È in questo scenario che Forza Italia giocherà la sua scommessa. L'obiettivo minimo è il 10% alle Europee o su di lì, perché con il 10% in un sistema elettorale per due terzi proporzionale, in Italia si possono fare grandi cose. Solo che per prendere voti oggi, bisogna anche costruirsi un domani. C'è già Berlusconi, l'icona, il leader in cui si riconosce, secondo la maga Ghisleri, il 97% degli elettori di Forza Italia, ora è il partito che deve mettere radici, ampliare la propria capacità di rappresentanza, dare il senso che oltre a Berlusconi c'è anche il berlusconismo. «Più o meno è il riferimento di Giorgio Mulè - come avvenne con De Gaulle e il gollismo. Questa è la sfida, mettere radici».

In fondo ci sono le coincidenze della Storia: Berlusconi è entrato in politica esattamente 50 anni dopo De Gaulle; è l'unico leader politico delle grandi democrazie occidentali che è arrivato al potere fondando un suo partito e non scalando un partito già esistente; e in fondo Arcore non ha nulla da invidiare a Colombey-les-Deux- Églises, la dimora del generale. Inoltre De Gaulle è durato 25 anni e il Cav proprio quest'anno ha superato il suo quarto di secolo in politica. Ora ci dovrebbe essere il salto di qualità, creare le condizioni per il domani, perché anche Forza Italia abbia i suoi Juppè, Chirac, Fillon, Balladur, Sarkozy. Una sfida che non riguarda tanto il Cav, che in 25 anni ha già dimostrato cosa sa fare, che ha vinto, è caduto ed è risorto tante volte, quanto il gruppo dirigente del partito che ancora deve dar prova di saper concorrere. «Uno può dire ciò che vuole spiega la Ghisleri ma ancora oggi chi porta voti, tanti o pochi, è solo Berlusconi». «È l'unico constata la deputata siciliana Gabriella Giammanco che continua ad avere davvero il quid».

Solo che per «concorrere», un gruppo dirigente deve mettersi alla prova, dimostrare quanto vale. Dovrebbe puntare sulla propria identità, sulle proposte, sui programmi: giudicare la politica della Lega e di Fratelli d'Italia senza timori reverenziali, più o meno come fanno Salvini e la Meloni con Forza Italia. Il «politicismo» esasperato, magari di quarta mano, non basta. Non è che l'alleanza con la Svp per uno 0,5%, ti cambia qualcosa. Come pure bussare alla porta delle sette Chiese non aiuta.
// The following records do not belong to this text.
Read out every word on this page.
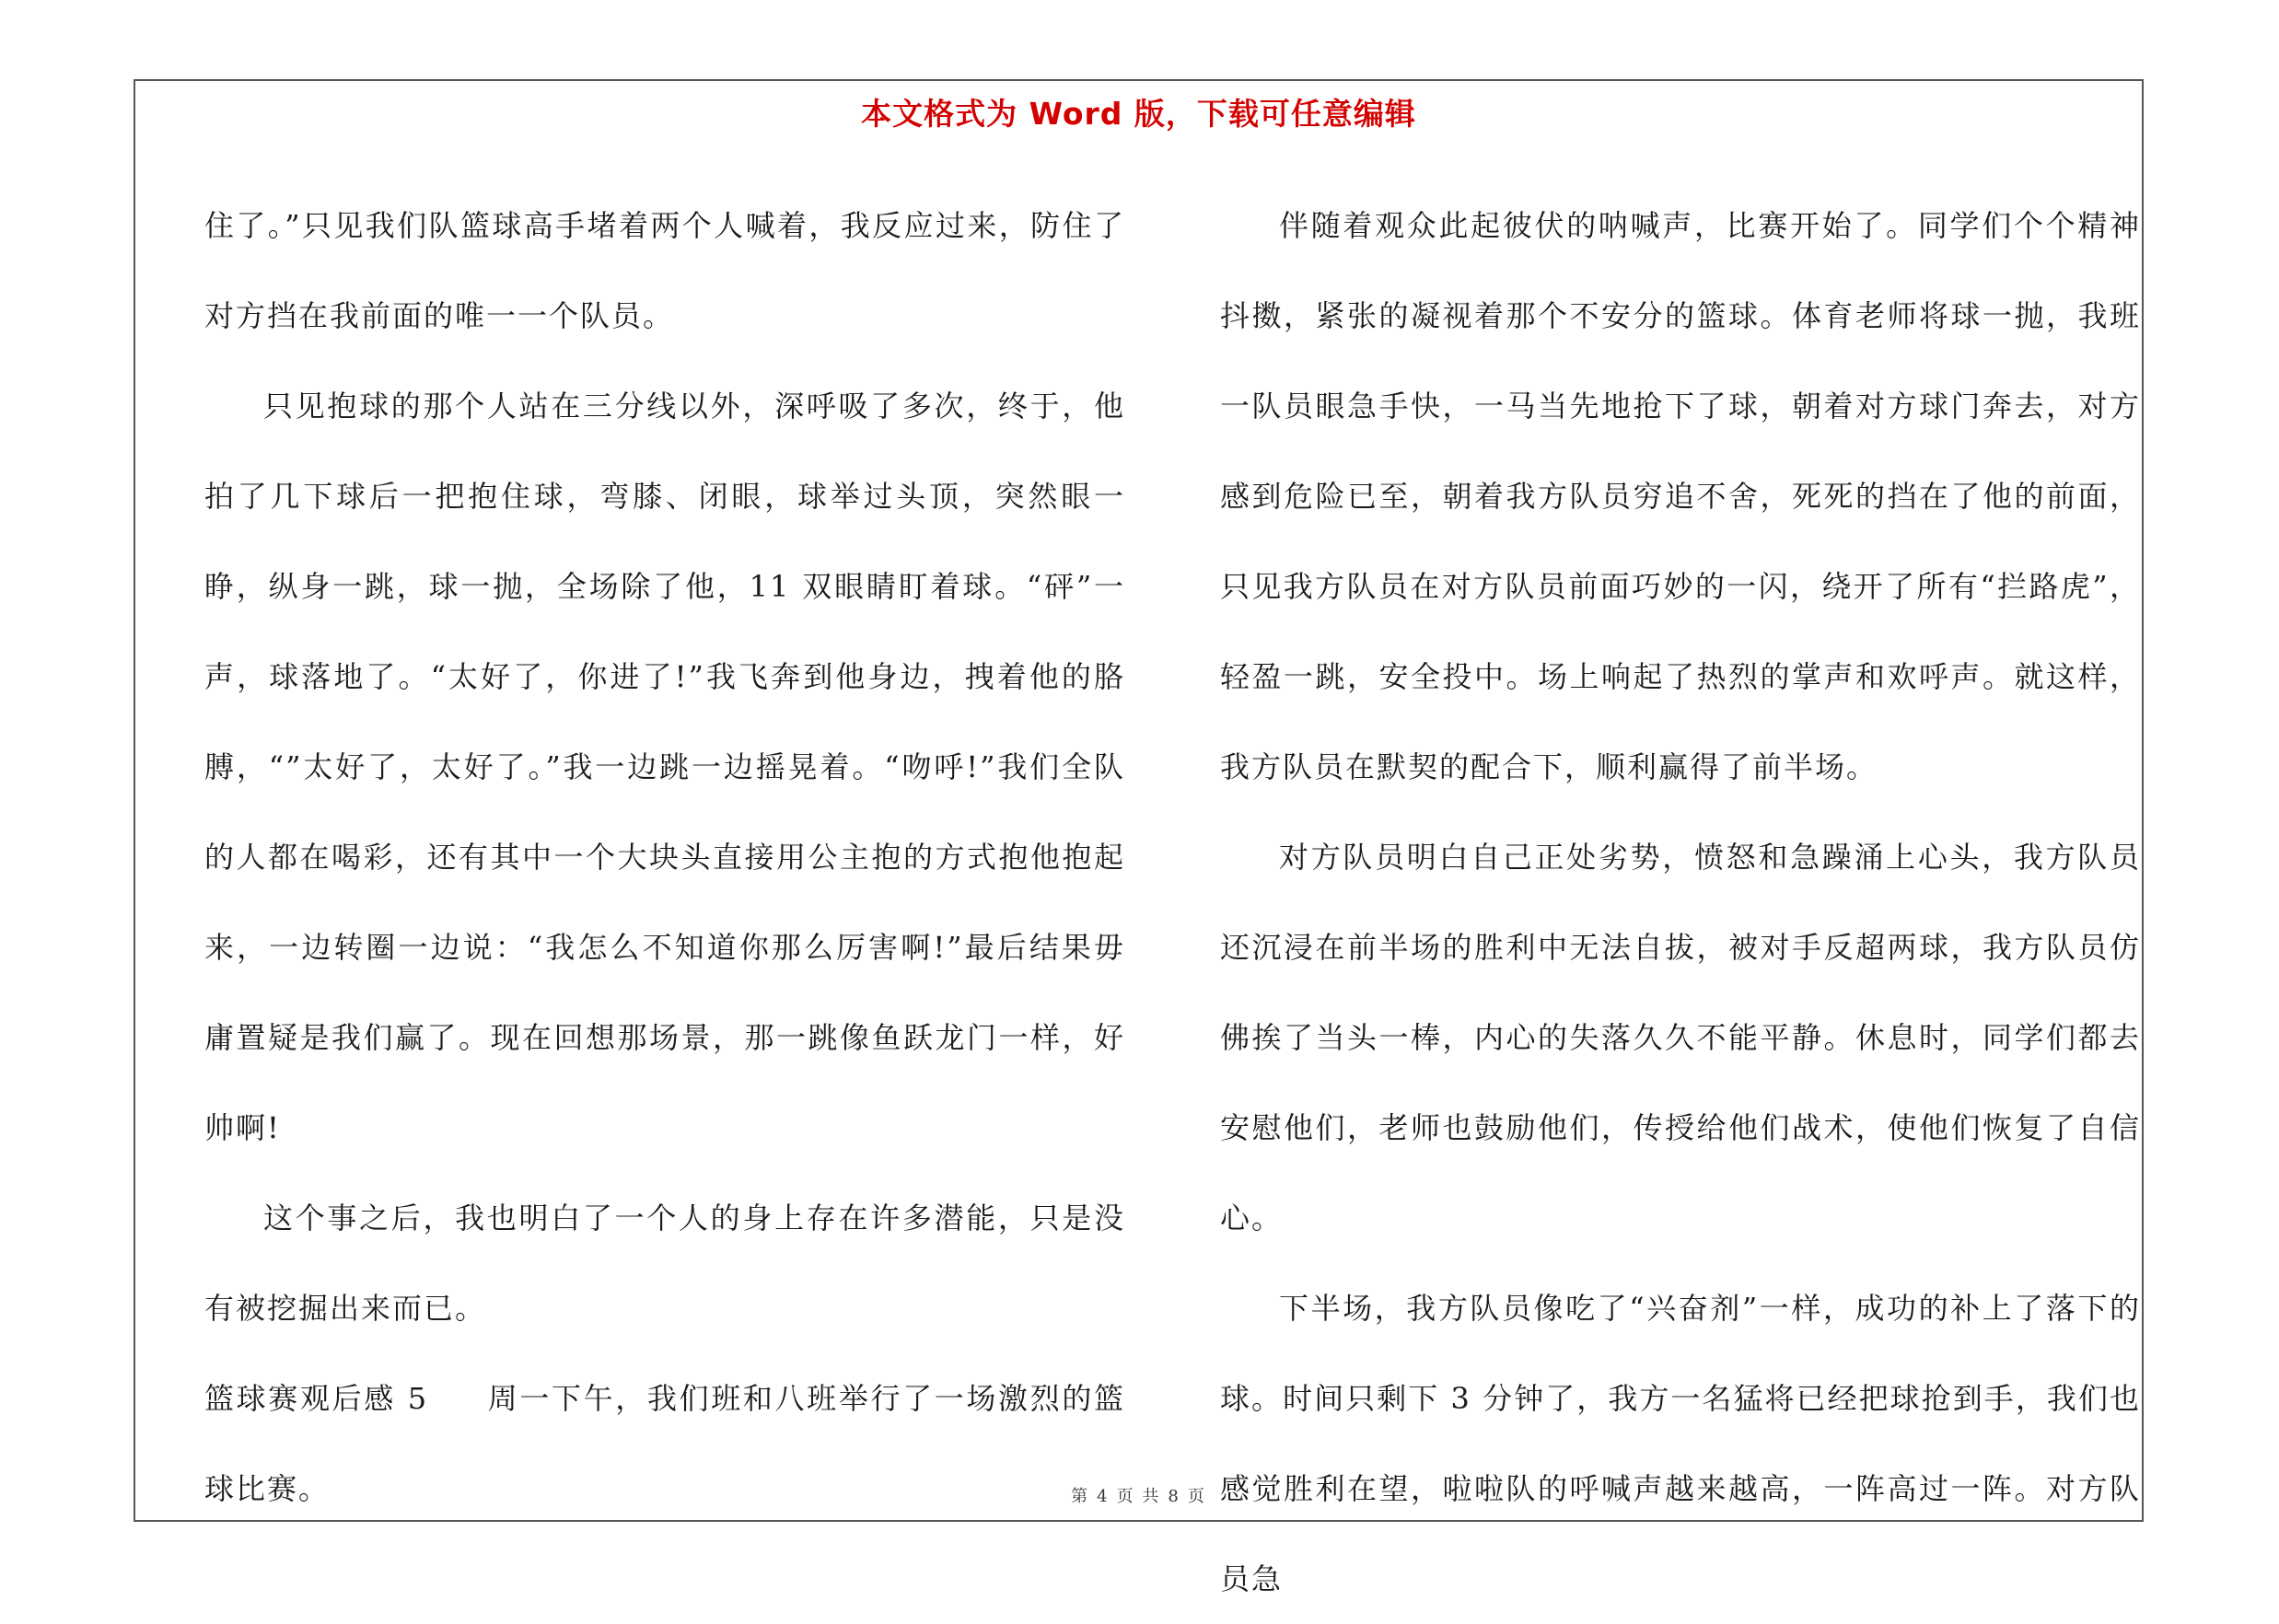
本文格式为 Word 版，下载可任意编辑

住了。”只见我们队篮球高手堵着两个人喊着，我反应过来，防住了对方挡在我前面的唯一一个队员。

只见抱球的那个人站在三分线以外，深呼吸了多次，终于，他拍了几下球后一把抱住球，弯膝、闭眼，球举过头顶，突然眼一睁，纵身一跳，球一抛，全场除了他，11 双眼睛盯着球。“砰”一声，球落地了。“太好了，你进了!”我飞奔到他身边，拽着他的胳膊，“”太好了，太好了。”我一边跳一边摇晃着。“吻呼!”我们全队的人都在喝彩，还有其中一个大块头直接用公主抱的方式抱他抱起来，一边转圈一边说：“我怎么不知道你那么厉害啊!”最后结果毋庸置疑是我们赢了。现在回想那场景，那一跳像鱼跃龙门一样，好帅啊!

这个事之后，我也明白了一个人的身上存在许多潜能，只是没有被挖掘出来而已。

篮球赛观后感 5 周一下午，我们班和八班举行了一场激烈的篮球比赛。

伴随着观众此起彼伏的呐喊声，比赛开始了。同学们个个精神抖擞，紧张的凝视着那个不安分的篮球。体育老师将球一抛，我班一队员眼急手快，一马当先地抢下了球，朝着对方球门奔去，对方感到危险已至，朝着我方队员穷追不舍，死死的挡在了他的前面，只见我方队员在对方队员前面巧妙的一闪，绕开了所有“拦路虎”，轻盈一跳，安全投中。场上响起了热烈的掌声和欢呼声。就这样，我方队员在默契的配合下，顺利赢得了前半场。

对方队员明白自己正处劣势，愤怒和急躁涌上心头，我方队员还沉浸在前半场的胜利中无法自拔，被对手反超两球，我方队员仿佛挨了当头一棒，内心的失落久久不能平静。休息时，同学们都去安慰他们，老师也鼓励他们，传授给他们战术，使他们恢复了自信心。

下半场，我方队员像吃了“兴奋剂”一样，成功的补上了落下的球。时间只剩下 3 分钟了，我方一名猛将已经把球抢到手，我们也感觉胜利在望，啦啦队的呼喊声越来越高，一阵高过一阵。对方队员急

第 4 页 共 8 页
Si rischia di ritrovarsi come Giovanni Toti che dopo aver flirtato con Salvini viene tacciato dal Populista, la rivista ideologica della Lega, come «un leader in pigiama» senza voti. E, in assenza di meglio, finisce nella conferenza programmatica della Meloni. «La verità è che tutti confida la Polverini hanno una sola preoccupazione: tutelarsi. Facendo i calcoli sui voti che ci sono, non su quelli che si debbono conquistare. Insomma, non rischiano. Per questo il partito è chiuso, respingente, non inclusivo».

Solo che chi non rischia, non si conquista un domani. «Bisogna immaginare un dopo Europee osserva Roberto Occhiuto contando sulle risorse che abbiamo. Puntando, chessò, sulla Carfagna al Sud insieme alla Gelmini al Nord. Altrimenti il primo che si alza all'indomani del voto e indica una strada, viene seguito alla rinfusa dagli altri. Come avvenne nel Pd con Renzi». Solo che dentro il Pd con c'era un De Gaulle. E non è detto che, magari molto presto, non sia Berlusconi a far sentire la sua voce, ad indicare un'altra volta la strada. Un altro predellino, magari con le sembianze di un assise, di un congresso.

Ma questa volta dentro Forza Italia.